While your builder cannot predict the weather, they can take steps to avoid damaging the integrity of a freshly poured concrete slab.

With rain in the forecast, most builders will consider rescheduling the installation to a day without rain because it can affect the strength of the concrete as it cures. As the necessary water is already carefully measured and added, any more moisture can cause damage.

While a little rain on the slab is okay, in fact it can help by providing hydration for curing, a downpour can harm the surface of the slab or weaken it all together. Rain twelve hours after the pouring should not be cause for immediate concern, as the concrete has set, however it should still be inspected for potential issues.

What Does It Mean To Cure?

Curing of concrete requires a specific amount of moisture, temperature, and time to ensure that the final product is safe and aesthetically pleasing. Curing increases the strength of the final product by helping to protect the slab from future cracks that can impact the integrity of the structure.

Before carpentry can begin, the concrete needs to cure for 2-3 weeks depending on the weather, temperature, and humidity.

While this may seem unnecessary, this timing is vital to having a garage that lasts decades to come. Most of the garages torn down are due to concrete issues including settling, severe cracking or scaling of the concrete.

Washed Out Concrete

When rain occurs, dependent on the amount, surface damage is most often the result. Streaking can occur if the concrete is colored.

Heavy rainfall, on the other hand, can wash out some of the concrete that has been accurately measured and mixed, creating a softer consistency, decreasing the integrity and strength of the final product as it exposes the aggregate.

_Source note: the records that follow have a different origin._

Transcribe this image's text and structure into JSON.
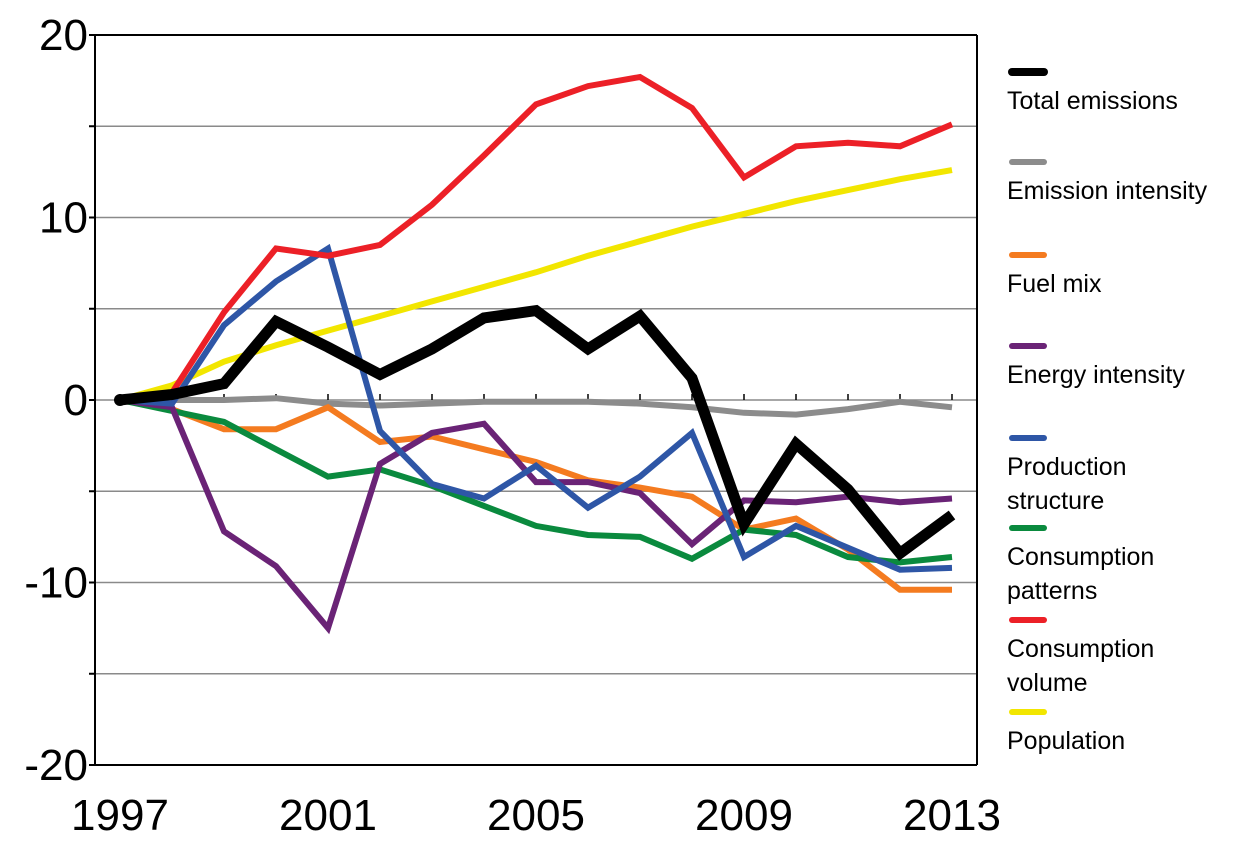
{
  "chart_data": {
    "type": "line",
    "title": "",
    "xlabel": "",
    "ylabel": "",
    "x": [
      1997,
      1998,
      1999,
      2000,
      2001,
      2002,
      2003,
      2004,
      2005,
      2006,
      2007,
      2008,
      2009,
      2010,
      2011,
      2012,
      2013
    ],
    "x_tick_labels": [
      "1997",
      "2001",
      "2005",
      "2009",
      "2013"
    ],
    "y_tick_labels": [
      "20",
      "10",
      "0",
      "-10",
      "-20"
    ],
    "ylim": [
      -20,
      20
    ],
    "xlim": [
      1997,
      2013
    ],
    "grid": "horizontal",
    "legend_position": "right",
    "series": [
      {
        "name": "Total emissions",
        "color": "#000000",
        "values": [
          0,
          0.3,
          0.9,
          4.3,
          2.9,
          1.4,
          2.8,
          4.5,
          4.9,
          2.8,
          4.6,
          1.2,
          -6.8,
          -2.4,
          -4.9,
          -8.4,
          -6.3
        ]
      },
      {
        "name": "Emission intensity",
        "color": "#8c8c8c",
        "values": [
          0,
          0,
          0,
          0.1,
          -0.2,
          -0.3,
          -0.2,
          -0.1,
          -0.1,
          -0.1,
          -0.2,
          -0.4,
          -0.7,
          -0.8,
          -0.5,
          -0.1,
          -0.4
        ]
      },
      {
        "name": "Fuel mix",
        "color": "#f47b20",
        "values": [
          0,
          -0.5,
          -1.6,
          -1.6,
          -0.4,
          -2.3,
          -2.0,
          -2.7,
          -3.4,
          -4.4,
          -4.8,
          -5.3,
          -7.1,
          -6.5,
          -8.2,
          -10.4,
          -10.4
        ]
      },
      {
        "name": "Energy intensity",
        "color": "#6a2376",
        "values": [
          0,
          -0.4,
          -7.2,
          -9.1,
          -12.5,
          -3.5,
          -1.8,
          -1.3,
          -4.5,
          -4.5,
          -5.1,
          -7.9,
          -5.5,
          -5.6,
          -5.3,
          -5.6,
          -5.4
        ]
      },
      {
        "name": "Production structure",
        "color": "#2e56a6",
        "values": [
          0,
          -0.2,
          4.1,
          6.5,
          8.3,
          -1.7,
          -4.6,
          -5.4,
          -3.6,
          -5.9,
          -4.2,
          -1.8,
          -8.6,
          -6.9,
          -8.1,
          -9.3,
          -9.2
        ]
      },
      {
        "name": "Consumption patterns",
        "color": "#0a8a3e",
        "values": [
          0,
          -0.6,
          -1.2,
          -2.7,
          -4.2,
          -3.8,
          -4.7,
          -5.8,
          -6.9,
          -7.4,
          -7.5,
          -8.7,
          -7.1,
          -7.4,
          -8.6,
          -8.9,
          -8.6
        ]
      },
      {
        "name": "Consumption volume",
        "color": "#ec2027",
        "values": [
          0,
          0.4,
          4.8,
          8.3,
          7.9,
          8.5,
          10.7,
          13.4,
          16.2,
          17.2,
          17.7,
          16.0,
          12.2,
          13.9,
          14.1,
          13.9,
          15.1
        ]
      },
      {
        "name": "Population",
        "color": "#f2e600",
        "values": [
          0,
          0.8,
          2.1,
          3.0,
          3.8,
          4.6,
          5.4,
          6.2,
          7.0,
          7.9,
          8.7,
          9.5,
          10.2,
          10.9,
          11.5,
          12.1,
          12.6
        ]
      }
    ]
  }
}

Large amounts of rainwater also present the risk of contaminants entering the mix, also jeopardizing the cement.

Cracking Risk

Concrete exposed to an abundance of additional moisture is at a greater risk of cracking due to the uneven surface created.

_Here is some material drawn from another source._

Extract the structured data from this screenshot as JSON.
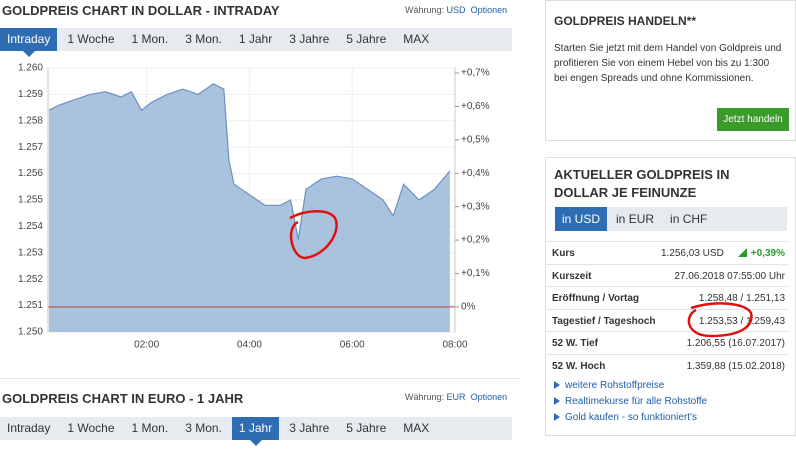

As additional water enters the cracks, the foundation will weaken over time. The reality of cracking is quite common; however, it is important to monitor and correct if necessary. Your structure will experience a degree of settling; therefore, it is important for the concrete to be strong enough to weather that process.

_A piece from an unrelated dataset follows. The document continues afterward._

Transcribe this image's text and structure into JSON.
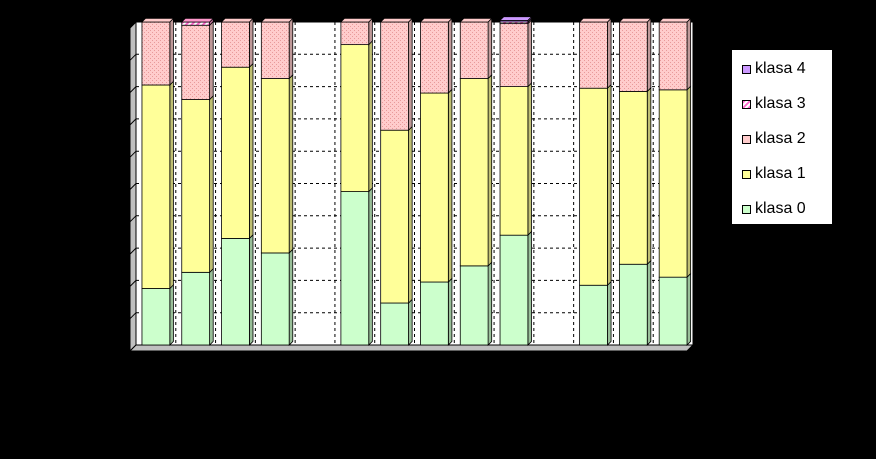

If possible, push the excess rainwater off the edge of the slab, do not attempt to mix it into various areas of the concrete, in efforts to avoid potential problems.

Concrete Scaling

The peeling or flaking of thin layers on the surface of the concrete is known as scaling. This often occurs when it experiences a period of freezing and thawing before it has cured.

While the damage from scaling may not be evident at first, the more traffic and stress put on the slab, the more the concrete will flake.

If surface cracks/flaking are not addressed and corrected, this can lead to the spalling of the concrete, thus weakening the slab over time.

To ensure that your structure lasts for decades, it is important that your builder take the necessary precautions to protect the investment in your new structure.